Replacing take-out and restaurant meals with home-cooked goodness can save you hundreds of dollars throughout the year. If you feel hesitant in the kitchen, a few hours with the Food Network or browsing foodie blogs will help get you in the mood. Investments in certain tools, such as cookbooks, immersion blenders, or quality pots and pans can also make the kitchen more enticing after a long day.
If you're a movie buff, you have a lot of new choices that are cheaper than seeing movies in the theater. Hulu Plus, Apple TV, and Roku are among your relatively affordable options, especially when you consider how much you'll save by skipping weekly trips to the theater.
Leaky windows and attics can drive up heating bills in the winter and cooling bills in the summer. Consider investing in insulation as well as a programmable thermostat, which can cut energy costs by 30 percent over the year. Smart power strips, which cut power to electronics when they're off, can also help reduce electricity costs. LED lights are another smart option.
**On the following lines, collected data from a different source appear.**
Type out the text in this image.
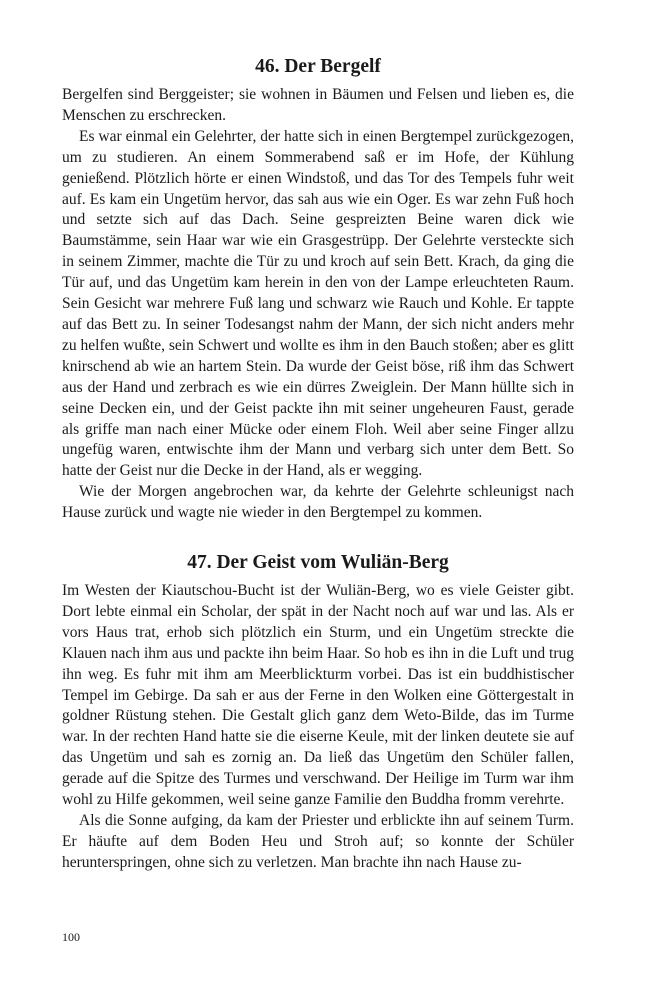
46. Der Bergelf

Bergelfen sind Berggeister; sie wohnen in Bäumen und Felsen und lieben es, die Menschen zu erschrecken.

Es war einmal ein Gelehrter, der hatte sich in einen Bergtempel zurückgezogen, um zu studieren. An einem Sommerabend saß er im Hofe, der Kühlung genießend. Plötzlich hörte er einen Windstoß, und das Tor des Tempels fuhr weit auf. Es kam ein Ungetüm hervor, das sah aus wie ein Oger. Es war zehn Fuß hoch und setzte sich auf das Dach. Seine gespreizten Beine waren dick wie Baumstämme, sein Haar war wie ein Grasgestrüpp. Der Gelehrte versteckte sich in seinem Zimmer, machte die Tür zu und kroch auf sein Bett. Krach, da ging die Tür auf, und das Ungetüm kam herein in den von der Lampe erleuchteten Raum. Sein Gesicht war mehrere Fuß lang und schwarz wie Rauch und Kohle. Er tappte auf das Bett zu. In seiner Todesangst nahm der Mann, der sich nicht anders mehr zu helfen wußte, sein Schwert und wollte es ihm in den Bauch stoßen; aber es glitt knirschend ab wie an hartem Stein. Da wurde der Geist böse, riß ihm das Schwert aus der Hand und zerbrach es wie ein dürres Zweiglein. Der Mann hüllte sich in seine Decken ein, und der Geist packte ihn mit seiner ungeheuren Faust, gerade als griffe man nach einer Mücke oder einem Floh. Weil aber seine Finger allzu ungefüg waren, entwischte ihm der Mann und verbarg sich unter dem Bett. So hatte der Geist nur die Decke in der Hand, als er wegging.

Wie der Morgen angebrochen war, da kehrte der Gelehrte schleunigst nach Hause zurück und wagte nie wieder in den Bergtempel zu kommen.

47. Der Geist vom Wuliän-Berg

Im Westen der Kiautschou-Bucht ist der Wuliän-Berg, wo es viele Geister gibt. Dort lebte einmal ein Scholar, der spät in der Nacht noch auf war und las. Als er vors Haus trat, erhob sich plötzlich ein Sturm, und ein Ungetüm streckte die Klauen nach ihm aus und packte ihn beim Haar. So hob es ihn in die Luft und trug ihn weg. Es fuhr mit ihm am Meerblickturm vorbei. Das ist ein buddhistischer Tempel im Gebirge. Da sah er aus der Ferne in den Wolken eine Göttergestalt in goldner Rüstung stehen. Die Gestalt glich ganz dem Weto-Bilde, das im Turme war. In der rechten Hand hatte sie die eiserne Keule, mit der linken deutete sie auf das Ungetüm und sah es zornig an. Da ließ das Ungetüm den Schüler fallen, gerade auf die Spitze des Turmes und verschwand. Der Heilige im Turm war ihm wohl zu Hilfe gekommen, weil seine ganze Familie den Buddha fromm verehrte.

Als die Sonne aufging, da kam der Priester und erblickte ihn auf seinem Turm. Er häufte auf dem Boden Heu und Stroh auf; so konnte der Schüler herunterspringen, ohne sich zu verletzen. Man brachte ihn nach Hause zu-

100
Do you know what people really want for holidays and their birthdays? Money or gift cards. It might sound impersonal, but a survey by Discover found that such fungible items top wish lists for both men and women. In fact, the National Retail Federation went so far as to name gift cards as the hottest gift of 2012, because they've grown so much in popularity. The fact that fewer cards come with fees and many offer extra loss protection has also contributed to that trend.
The worst time to discover that your homeowners' insurance policy doesn't include reimbursement for water damage is right after a flood. Yet many homeowners don't understand the ins and outs of their policies, which can lead to nasty surprises. In fact, most standard policies don't cover earthquake damage, flood damage, or water damage from sump pump backups. (Homeowners have the option of adding supplemental coverage to handle these scenarios.)
The past 12 months have seen a series of high-profile security breaches, including at Zappos and Barnes & Noble. To make sure you're as protected as possible, consider changing your passwords regularly, reviewing bank account statements each month to check for errors, and being especially wary of hyperlinks to deals promoted over social networking sites. Hyperlinks embedded within emails should also be treated with suspicion.
When you're surrounded by advertisements and material temptations, it's easy to buy without thinking. But one organization, Jews United for Justice, urges people to first ask themselves a series of questions about the purchase. The questions include: "Is this something I need?" "Can I borrow, find one used, or make one instead of buying new?" and "Will this purchase enhance the meaning and joy in my life?" The group distributes credit card sleeves with the questions to encourage more thoughtful spending habits.